Kepala Seksi Data dan Informasi BMKG Stasiun Geofisika Kelas I Padang Panjang Mamuri di Solok Selatan mengatakan, pihaknya memasang satu seismometer di lokasi terdampak paling parah karena diperkirakan berada paling dekat dengan pusat gempa.
”Alat akan dipasang dari pagi hingga sore ini, selanjutnya dikaji malam harinya. Kalau perlu tambahan alat, kami koordinasikan terlebih dahulu dengan BMKG pusat,” kata Mamuri.
Mamuri mengatakan, gempa di Solok Selatan dipicu aktivitas sesar Sumatera, yakni segmen Suliti. ”Tetapi, Sesar Sumatera tidak garis lurus. Ada beberapa cabang yang belum terdeteksi,” kata Mamuri.
Pertama kali
Gempa pada Kamis (28/2/2019) terjadi dua kali. Gempa pertama yang terjadi pada pukul 01.55 bermagnitudo 4,8. Gempa kedua terjadi pukul 06.27 dengan magnitudo 5,3. Menurut penuturan warga, gempa itu merupakan yang pertama kali terjadi di daerah tersebut. Sebelumnya tidak pernah ada gempa selama mereka tinggal di sana.
Gempa membuat lebih dari 500 rumah warga rusak dan 55 warga terluka. Kondisi itu, menurut Wakil Bupati Solok Selatan Abdul Rahman, membuat warga tidak begitu memperhatikan konstruksi bangunan rumah mereka.
Abdul mengatakan, penyebab timbulnya korban gempa adalah kombinasi antara guncangan dan struktur bangunan warga yang memang rapuh. ”Jadi, masyarakat di sini belum punya pengalaman tentang gempa. Sepanjang sejarah tertulis dan cerita dari orang tua, di sini memang tidak pernah terjadi gempa,” katanya.

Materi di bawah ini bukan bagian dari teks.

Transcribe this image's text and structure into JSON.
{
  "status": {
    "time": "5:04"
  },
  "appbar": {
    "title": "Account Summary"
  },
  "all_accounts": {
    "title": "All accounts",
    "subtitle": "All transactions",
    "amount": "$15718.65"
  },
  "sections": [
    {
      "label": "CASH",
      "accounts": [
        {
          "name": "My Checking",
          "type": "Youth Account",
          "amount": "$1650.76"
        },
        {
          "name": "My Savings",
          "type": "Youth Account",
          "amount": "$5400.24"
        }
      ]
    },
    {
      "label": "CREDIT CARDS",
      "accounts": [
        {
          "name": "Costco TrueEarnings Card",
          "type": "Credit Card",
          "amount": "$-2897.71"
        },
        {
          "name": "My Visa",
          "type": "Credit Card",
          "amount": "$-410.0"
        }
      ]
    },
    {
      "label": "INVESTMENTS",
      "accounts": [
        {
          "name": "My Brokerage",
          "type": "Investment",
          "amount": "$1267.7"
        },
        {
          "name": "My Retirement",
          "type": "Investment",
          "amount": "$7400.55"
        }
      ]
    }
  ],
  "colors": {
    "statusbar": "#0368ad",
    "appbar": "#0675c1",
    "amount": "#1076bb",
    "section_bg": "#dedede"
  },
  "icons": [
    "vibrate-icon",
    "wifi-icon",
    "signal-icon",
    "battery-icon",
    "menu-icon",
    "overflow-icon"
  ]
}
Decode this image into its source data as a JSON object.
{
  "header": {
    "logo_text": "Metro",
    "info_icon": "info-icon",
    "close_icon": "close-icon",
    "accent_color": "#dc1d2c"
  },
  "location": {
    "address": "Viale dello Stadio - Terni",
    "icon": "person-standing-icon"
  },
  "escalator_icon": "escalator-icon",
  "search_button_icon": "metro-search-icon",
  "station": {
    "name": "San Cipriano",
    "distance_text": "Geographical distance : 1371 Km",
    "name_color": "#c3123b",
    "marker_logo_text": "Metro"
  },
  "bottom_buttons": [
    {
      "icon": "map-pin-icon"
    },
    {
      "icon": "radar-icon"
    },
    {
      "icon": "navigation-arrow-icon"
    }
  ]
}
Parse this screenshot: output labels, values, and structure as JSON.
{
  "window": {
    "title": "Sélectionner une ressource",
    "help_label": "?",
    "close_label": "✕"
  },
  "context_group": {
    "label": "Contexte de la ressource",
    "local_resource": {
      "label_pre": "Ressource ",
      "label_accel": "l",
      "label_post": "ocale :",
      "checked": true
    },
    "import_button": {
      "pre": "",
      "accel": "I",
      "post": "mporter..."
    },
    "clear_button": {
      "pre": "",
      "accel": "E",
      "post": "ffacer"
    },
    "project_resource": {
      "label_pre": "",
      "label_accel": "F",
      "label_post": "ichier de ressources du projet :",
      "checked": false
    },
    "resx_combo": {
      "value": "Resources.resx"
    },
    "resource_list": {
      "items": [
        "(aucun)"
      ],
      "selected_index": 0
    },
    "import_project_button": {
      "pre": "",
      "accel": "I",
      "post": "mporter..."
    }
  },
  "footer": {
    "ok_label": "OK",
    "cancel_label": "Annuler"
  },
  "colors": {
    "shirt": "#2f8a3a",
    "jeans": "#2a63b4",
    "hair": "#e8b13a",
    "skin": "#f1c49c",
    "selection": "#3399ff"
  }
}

Kondisi itu, menurut dia, membuat masyarakat membangun rumah tembok tidak memenuhi standar sehingga rawan terhadap guncangan.
”Selain rumah tidak diplester, tidak ada pengikat antara tiang dan tembok. Jadi, meski dengan guncangan di bawah magnitudo 6, kerusakannya sangat luar biasa. Bangunannya masih berdiri, tetapi rata-rata rusak,” kata Abdul.